2) The “500 km test”
Fossil collections deviating by more than 500 km from previously interpreted paleoshorelines are excluded herein. Why 500km? Why not 397 km? Or 193 km? With few exceptions, whenever there is some value arbitrarily defined as a threshold there is a more interesting and principled approach. I would find the distribution of deviations between “previously interpreted” shorelines and PBDB collections fascinating, both in aggregate and on an interval-by-interval and/or a plate-by-plate basis. These distributions would have statistical utility of several different types, including defining a principled threshold criterion for data rejection. To me, this would be single most interesting analytical addition to the paper.
One potential utility of adopting an approach that leveraged the statistical nature of the distribution of deviations is that this could be used to add quantitative estimates of error (mostly of a random nature) that is introduced at every step, from the original coordinates of PBDB collections (some of which are most certainly not accurately located) to the assignment of an age.
3) Minor points/questions: Use of fossils in pre-Triassic reconstructions, plates that appear during Phanerozoic, and next steps.
For geologically obvious reasons, not all plates can be tracked backwards in time to the Paleozoic. Are such plates excluded here? Does this matter to any of the results presented herein?
Prior to the constraints on rotations provided by sea floor data, there is considerable uncertainty in the paleopositions of the continents, particularly with respect to longitude.
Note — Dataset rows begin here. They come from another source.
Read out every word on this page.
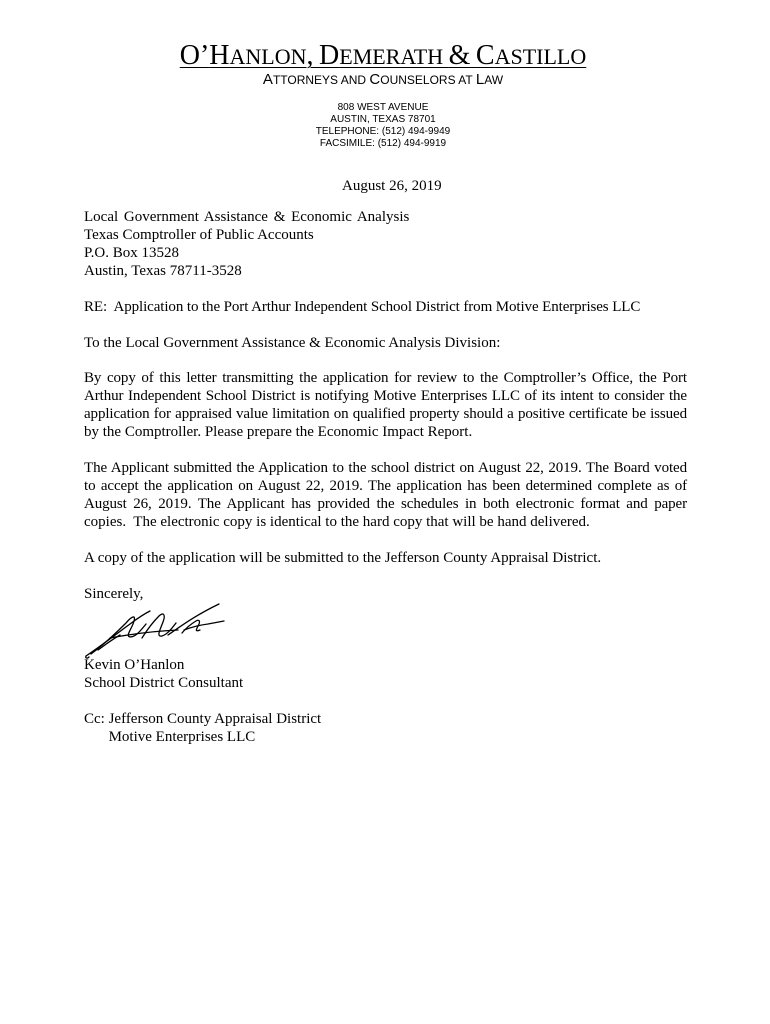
O’HANLON, DEMERATH & CASTILLO
ATTORNEYS AND COUNSELORS AT LAW
808 WEST AVENUE
AUSTIN, TEXAS 78701
TELEPHONE: (512) 494-9949
FACSIMILE: (512) 494-9919
August 26, 2019
Local Government Assistance & Economic Analysis
Texas Comptroller of Public Accounts
P.O. Box 13528
Austin, Texas 78711-3528
RE:  Application to the Port Arthur Independent School District from Motive Enterprises LLC
To the Local Government Assistance & Economic Analysis Division:
By copy of this letter transmitting the application for review to the Comptroller’s Office, the Port
Arthur Independent School District is notifying Motive Enterprises LLC of its intent to consider the
application for appraised value limitation on qualified property should a positive certificate be issued
by the Comptroller. Please prepare the Economic Impact Report.
The Applicant submitted the Application to the school district on August 22, 2019. The Board voted
to accept the application on August 22, 2019. The application has been determined complete as of
August 26, 2019. The Applicant has provided the schedules in both electronic format and paper
copies.  The electronic copy is identical to the hard copy that will be hand delivered.
A copy of the application will be submitted to the Jefferson County Appraisal District.
Sincerely,
Kevin O’Hanlon
School District Consultant
Cc: Jefferson County Appraisal District
Motive Enterprises LLC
At such times, the fossil record becomes increasingly important, not just for shoreline reconstructions but also for continent positions. I have previously detected a quantitative signature of PBDB biogeographic patterns in Paleozoic reconstructions and have concluded that at least some of the signal reflects the fact the the fossil record was relied on more heavily in the Paleozoic than in the post Paleozoic. Does this matter? Is a potentially changing role for fossils in deriving paleopositions detectable in any way here?
I’m excited by the possibility of completely closing the loop, from aggregation of paleogeographically-useful data in PBDB and Macrostrat-type resources to testing and improving paleogeographic reconstructions, in a largely automated, algorithmic fashion. Certainly there are things we are working on now to improve the temporal resolution of PBDB fossil collections, notably by integrating them with stratigraphic models such as those in Macrostrat. I’d be very interested in discussing how to improve this process and to fully capitalize on paleogeographic reconstructions in a way that avoids circularity problems and that makes the data as useful as possible to the GPlates team, and vice versa. This paper is an important and welcome first step.